Added Jeremy, "My truck was pretty basic before she moved in, but a woman turns a truck into a home."
The couple married in April of 2022, and Tiffany, a former college administrator, seemed to fall in love with trucking just about the same time she fell in love with Jeremy. The rig sports a 1998 Series 60 Detroit engine, 3:55 rears, and a 10-speed manual transmission, and the pair run electronic logs. The team driving situation rarely sees them hurting for hours.
Jeremy got into the truck, affectionately dubbed "Girl Next Door," through the fleet he's leased to -- they sold it to him for $5,000 down at seven percent interest for a total price of $95,000, in August of 2021. "I never thought I'd almost pay $100,000 for a five year-old glider, but I'm happy with it," he said. "It's definitely a money maker."
Jeremy's been hauling for more than 30 years, and schooled Tiffany on the 10-speed manual and all else trucking -- leased to Noble out of Alabama, they've now successfully combined their talents for profitable business and pursuit of the dream of seeing the country one load at a time.
The duo own two trailers, a 2019 Transcraft flatbed and an older Fontaine step deck. Noble keeps the Wallins busy running loads out of Georgia, Alabama and Tennessee, giving them wide berth on return loads. "They know how I like to run," Jeremy said, with dispatch setting him up with "few-dollars-a-mile" loads to haul back in.
The Wallins say business has been good lately, with fuel surcharges taking the sting off recent high diesel costs and Noble's contract freight still paying handsomely. "When rates went up, there was a huge influx of people, companies and brokers jumping in, a lot of them dependent on the spot market," said Jeremy. "You can't base a truck on the spot market. You'll get left holding the bag" when rates dip.
Jeremy formerly ran a small fleet and a chrome shop, where he picked up a healthy appetite for customization.
"You're always gonna see Peterbilt and Kenworth, but you'll hardly ever see a Freightliner Coronoado" at truck shows, said Tiffany. "At truck stops or rest areas people will come up to us and literally stop with their jaw hanging open to ask questions about it. They're super excited to see a Freightliner looking like this. They've always been a black sheep."

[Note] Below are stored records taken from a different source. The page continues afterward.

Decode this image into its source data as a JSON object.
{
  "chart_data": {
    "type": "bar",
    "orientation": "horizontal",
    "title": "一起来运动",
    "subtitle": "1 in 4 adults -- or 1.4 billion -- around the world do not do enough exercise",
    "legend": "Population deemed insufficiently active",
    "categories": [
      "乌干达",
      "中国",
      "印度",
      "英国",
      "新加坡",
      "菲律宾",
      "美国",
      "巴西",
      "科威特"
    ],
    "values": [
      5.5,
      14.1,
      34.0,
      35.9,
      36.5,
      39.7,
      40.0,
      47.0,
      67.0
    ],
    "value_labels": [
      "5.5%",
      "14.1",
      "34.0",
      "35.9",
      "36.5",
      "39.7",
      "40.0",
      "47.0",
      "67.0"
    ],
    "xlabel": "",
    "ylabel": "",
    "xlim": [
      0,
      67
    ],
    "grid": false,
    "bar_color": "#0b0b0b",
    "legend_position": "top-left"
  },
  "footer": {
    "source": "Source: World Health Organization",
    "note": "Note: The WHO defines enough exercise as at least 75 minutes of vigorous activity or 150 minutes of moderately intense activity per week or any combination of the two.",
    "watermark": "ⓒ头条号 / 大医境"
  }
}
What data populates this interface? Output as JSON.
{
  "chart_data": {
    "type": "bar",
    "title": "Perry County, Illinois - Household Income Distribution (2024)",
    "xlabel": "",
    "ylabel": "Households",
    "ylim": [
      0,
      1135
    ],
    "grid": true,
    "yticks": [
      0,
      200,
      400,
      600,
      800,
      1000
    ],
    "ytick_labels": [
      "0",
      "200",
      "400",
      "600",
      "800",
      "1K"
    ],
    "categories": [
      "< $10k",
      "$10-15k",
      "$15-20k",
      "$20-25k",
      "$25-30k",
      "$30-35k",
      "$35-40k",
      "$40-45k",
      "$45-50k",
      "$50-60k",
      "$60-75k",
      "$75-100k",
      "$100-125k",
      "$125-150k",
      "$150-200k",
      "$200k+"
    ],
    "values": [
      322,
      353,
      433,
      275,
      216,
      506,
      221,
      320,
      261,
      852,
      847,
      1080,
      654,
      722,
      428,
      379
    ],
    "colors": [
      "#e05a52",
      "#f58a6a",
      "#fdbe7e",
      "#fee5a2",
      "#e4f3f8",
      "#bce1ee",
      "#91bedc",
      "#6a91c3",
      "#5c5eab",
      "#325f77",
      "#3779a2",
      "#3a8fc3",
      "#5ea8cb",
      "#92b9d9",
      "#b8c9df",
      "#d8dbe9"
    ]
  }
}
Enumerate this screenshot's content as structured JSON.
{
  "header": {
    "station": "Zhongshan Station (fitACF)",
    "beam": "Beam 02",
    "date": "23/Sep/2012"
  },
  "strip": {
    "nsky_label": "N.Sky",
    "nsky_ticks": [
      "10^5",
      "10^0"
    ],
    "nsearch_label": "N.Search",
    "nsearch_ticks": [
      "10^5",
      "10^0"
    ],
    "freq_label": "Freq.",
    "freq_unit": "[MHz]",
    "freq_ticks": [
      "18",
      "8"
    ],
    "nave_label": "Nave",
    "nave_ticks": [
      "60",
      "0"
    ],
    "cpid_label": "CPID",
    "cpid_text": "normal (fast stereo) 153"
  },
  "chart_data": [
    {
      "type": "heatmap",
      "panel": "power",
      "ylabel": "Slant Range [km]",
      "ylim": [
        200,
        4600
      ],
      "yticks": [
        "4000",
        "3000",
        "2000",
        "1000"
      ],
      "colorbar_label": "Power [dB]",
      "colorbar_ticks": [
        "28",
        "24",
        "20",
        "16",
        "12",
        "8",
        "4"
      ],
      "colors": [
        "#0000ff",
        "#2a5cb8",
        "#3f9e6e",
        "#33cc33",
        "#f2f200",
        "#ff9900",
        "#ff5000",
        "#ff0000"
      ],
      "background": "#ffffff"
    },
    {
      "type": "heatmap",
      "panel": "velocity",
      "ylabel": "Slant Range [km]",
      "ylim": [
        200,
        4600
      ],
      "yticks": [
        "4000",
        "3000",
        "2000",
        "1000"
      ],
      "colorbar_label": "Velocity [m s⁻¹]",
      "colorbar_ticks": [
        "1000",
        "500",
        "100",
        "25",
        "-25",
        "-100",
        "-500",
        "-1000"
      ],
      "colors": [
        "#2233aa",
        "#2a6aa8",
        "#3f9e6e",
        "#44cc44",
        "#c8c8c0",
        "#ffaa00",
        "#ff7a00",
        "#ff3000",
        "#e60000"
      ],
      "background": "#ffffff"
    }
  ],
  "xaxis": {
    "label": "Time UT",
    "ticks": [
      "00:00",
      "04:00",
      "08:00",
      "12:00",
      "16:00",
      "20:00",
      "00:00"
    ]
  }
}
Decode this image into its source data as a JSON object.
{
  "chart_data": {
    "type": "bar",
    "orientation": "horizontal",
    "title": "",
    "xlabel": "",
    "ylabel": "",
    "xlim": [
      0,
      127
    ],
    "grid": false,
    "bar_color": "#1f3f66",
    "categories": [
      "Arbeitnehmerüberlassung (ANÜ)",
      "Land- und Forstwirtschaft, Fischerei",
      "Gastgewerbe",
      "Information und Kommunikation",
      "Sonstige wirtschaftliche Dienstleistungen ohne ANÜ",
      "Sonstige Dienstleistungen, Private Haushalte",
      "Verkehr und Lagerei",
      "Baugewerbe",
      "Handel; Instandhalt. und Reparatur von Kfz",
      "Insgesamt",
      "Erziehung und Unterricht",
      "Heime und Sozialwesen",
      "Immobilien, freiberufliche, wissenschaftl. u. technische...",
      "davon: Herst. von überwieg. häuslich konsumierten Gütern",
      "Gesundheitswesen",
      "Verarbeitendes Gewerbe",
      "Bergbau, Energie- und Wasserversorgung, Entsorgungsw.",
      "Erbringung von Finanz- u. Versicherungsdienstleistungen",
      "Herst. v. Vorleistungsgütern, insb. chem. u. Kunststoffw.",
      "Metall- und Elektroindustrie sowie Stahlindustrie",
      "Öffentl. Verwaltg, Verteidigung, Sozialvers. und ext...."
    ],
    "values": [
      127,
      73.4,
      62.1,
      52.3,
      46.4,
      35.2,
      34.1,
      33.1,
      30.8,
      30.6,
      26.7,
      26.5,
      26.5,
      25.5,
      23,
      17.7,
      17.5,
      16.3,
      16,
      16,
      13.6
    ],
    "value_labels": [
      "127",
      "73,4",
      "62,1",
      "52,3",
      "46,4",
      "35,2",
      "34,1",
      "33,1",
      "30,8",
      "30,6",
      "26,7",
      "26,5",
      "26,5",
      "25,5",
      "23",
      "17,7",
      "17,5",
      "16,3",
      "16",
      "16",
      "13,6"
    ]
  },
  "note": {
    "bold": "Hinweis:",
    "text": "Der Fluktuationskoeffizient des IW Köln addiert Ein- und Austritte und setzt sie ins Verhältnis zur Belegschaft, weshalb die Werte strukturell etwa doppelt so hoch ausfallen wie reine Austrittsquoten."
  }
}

Part of the spectacle comes from the lights. "I actually have two kits on the truck currently," Jeremy said. "One is XK Glow, and the other is from JHB Lighting. It currently probably has close to 1,000 color-changing, addressable LEDs on it.
"I've actually had to split it off and run more controllers on it. It was overpowering" the current wiring harnesses, he added.
The Wallins, like the majority of the rig customizers out there, said their truck is an ever-ongoing work in progress, and they have big plans to upgrade its look both inside and out. "We're just getting started," Jeremy said. "By this time next year, it'll be a whole other animal."
"Every time we go to a chrome shop he buys something," Tiffany said, adding they mostly have utilized Iowa 80 and Florida-headquartered 75 Chrome Shop. Look to the dashboard shot above (and below) for some of Jeremy's chrome additions.
"I know I'm a lucky man when I can say, 'Hey babe, I just bought $500 worth of chicken lights and some train horns' and she giggles all happy about it," said Jeremy.
Right now, exterior bright parts are limited to small touches on the tractor and mostly "basic stuff on the trailer," he said, like "full caps all the way around, studded, pointed hubcaps."
"We did buy a custom bug shield that kind of sets the truck off as a flashy, cool piece that stands out," said Tiffany of the Belmore smoked stainless steel bug shield.
While the rig speaks for itself, it certainly helps to photograph it in scenic locations, and images of the happy couple go further to sell the idea of fun, family and freedom in a Freightliner.